Indian researchers have found an environment-friendly way to mass-produce silver nanoparticles. The researchers from Gulbarga University have used a marshland fungus to churn out the nanoparticle1s. With no toxic chemicals employed, this process may meet the future demands of silver nanoparticles, widely used in catalysis, biosensors and coatings for medical devices.
It is cumbersome and expensive to recover nanoparticles through extracellular synthesis. To overcome this, the researchers used the fungi Fusarium semitectum from marshlands in the extracellular synthesis of silver nanoparticles.
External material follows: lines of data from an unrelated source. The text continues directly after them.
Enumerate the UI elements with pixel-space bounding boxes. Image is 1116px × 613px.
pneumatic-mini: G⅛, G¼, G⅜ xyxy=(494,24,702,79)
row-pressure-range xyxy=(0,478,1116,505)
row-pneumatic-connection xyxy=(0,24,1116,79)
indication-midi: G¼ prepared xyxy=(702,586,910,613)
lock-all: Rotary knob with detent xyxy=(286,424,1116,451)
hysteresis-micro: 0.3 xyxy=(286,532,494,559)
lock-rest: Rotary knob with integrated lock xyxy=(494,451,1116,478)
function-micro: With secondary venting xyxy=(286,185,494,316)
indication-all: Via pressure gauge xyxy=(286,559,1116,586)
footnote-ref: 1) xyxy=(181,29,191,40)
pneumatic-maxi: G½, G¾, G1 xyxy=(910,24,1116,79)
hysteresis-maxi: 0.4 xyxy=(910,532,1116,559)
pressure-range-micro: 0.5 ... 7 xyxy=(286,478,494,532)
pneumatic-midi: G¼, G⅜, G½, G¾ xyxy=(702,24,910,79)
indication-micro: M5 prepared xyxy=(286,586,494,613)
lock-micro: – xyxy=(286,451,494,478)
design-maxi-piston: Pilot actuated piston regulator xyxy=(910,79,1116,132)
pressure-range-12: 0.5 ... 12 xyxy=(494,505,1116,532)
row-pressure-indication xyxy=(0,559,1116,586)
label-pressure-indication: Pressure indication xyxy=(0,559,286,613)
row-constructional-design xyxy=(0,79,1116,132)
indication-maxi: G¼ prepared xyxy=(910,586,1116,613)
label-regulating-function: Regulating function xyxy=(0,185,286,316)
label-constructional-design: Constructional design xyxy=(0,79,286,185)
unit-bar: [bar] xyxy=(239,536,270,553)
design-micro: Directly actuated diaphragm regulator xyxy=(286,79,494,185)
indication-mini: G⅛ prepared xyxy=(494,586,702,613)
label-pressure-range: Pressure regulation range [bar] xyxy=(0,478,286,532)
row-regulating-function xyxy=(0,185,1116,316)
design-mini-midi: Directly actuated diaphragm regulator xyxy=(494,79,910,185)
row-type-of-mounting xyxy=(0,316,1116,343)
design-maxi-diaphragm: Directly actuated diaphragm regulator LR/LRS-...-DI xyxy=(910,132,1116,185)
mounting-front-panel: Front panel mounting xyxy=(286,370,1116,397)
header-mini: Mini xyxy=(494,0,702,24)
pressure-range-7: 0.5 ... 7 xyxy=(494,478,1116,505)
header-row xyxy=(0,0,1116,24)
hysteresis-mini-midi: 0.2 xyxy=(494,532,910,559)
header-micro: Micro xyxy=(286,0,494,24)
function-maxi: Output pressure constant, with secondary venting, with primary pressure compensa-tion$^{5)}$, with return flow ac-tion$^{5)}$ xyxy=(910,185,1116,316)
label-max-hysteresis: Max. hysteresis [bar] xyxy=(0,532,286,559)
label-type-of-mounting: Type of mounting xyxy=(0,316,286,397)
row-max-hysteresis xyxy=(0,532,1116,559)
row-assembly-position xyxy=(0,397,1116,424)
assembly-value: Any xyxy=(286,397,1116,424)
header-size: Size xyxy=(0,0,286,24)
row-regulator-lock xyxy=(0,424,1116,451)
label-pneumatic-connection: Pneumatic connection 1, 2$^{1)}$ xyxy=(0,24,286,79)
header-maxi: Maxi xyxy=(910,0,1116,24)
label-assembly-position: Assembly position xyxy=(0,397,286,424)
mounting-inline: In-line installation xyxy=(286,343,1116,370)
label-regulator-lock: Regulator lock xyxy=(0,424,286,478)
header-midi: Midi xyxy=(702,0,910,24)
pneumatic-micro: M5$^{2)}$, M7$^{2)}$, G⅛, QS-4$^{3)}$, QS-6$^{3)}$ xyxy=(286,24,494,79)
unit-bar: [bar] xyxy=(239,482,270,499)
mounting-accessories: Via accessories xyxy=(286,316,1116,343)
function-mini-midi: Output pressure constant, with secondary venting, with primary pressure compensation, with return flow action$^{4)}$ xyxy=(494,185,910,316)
The fungus was grown in culture medium, its biomass sieved and washed and filtrate made to react with silver nitrate solution. In a day's time, the colour of the solution turned from colourless to brown indicating the formation of silver nanoparticles. The silver ions were reduced to silver nanoparticles in the solution.
The nanoparticles are spherical in shape with sizes between 10 and 60 nm. The nanoparticles were found to be stable even after 6-8 weeks of their formation. The proteins secreted from the fungus probably form a coat covering the metal particles to prevent clumping and stabilize them in solution.
"The benefit of the method is that the entire process is carried out at room temperature with very minimum equipment involved," says lead researcher Abbaraju Venkataraman. Chemical synthesis of nanoparticles may produce undesired toxic chemicals, which may get adsorbed on to their surface resulting in adverse effects in medical applications, he says. Synthesis of nanoparticles from microorganisms or plant can eliminate this problem enhancing biocompatibility, he concludes.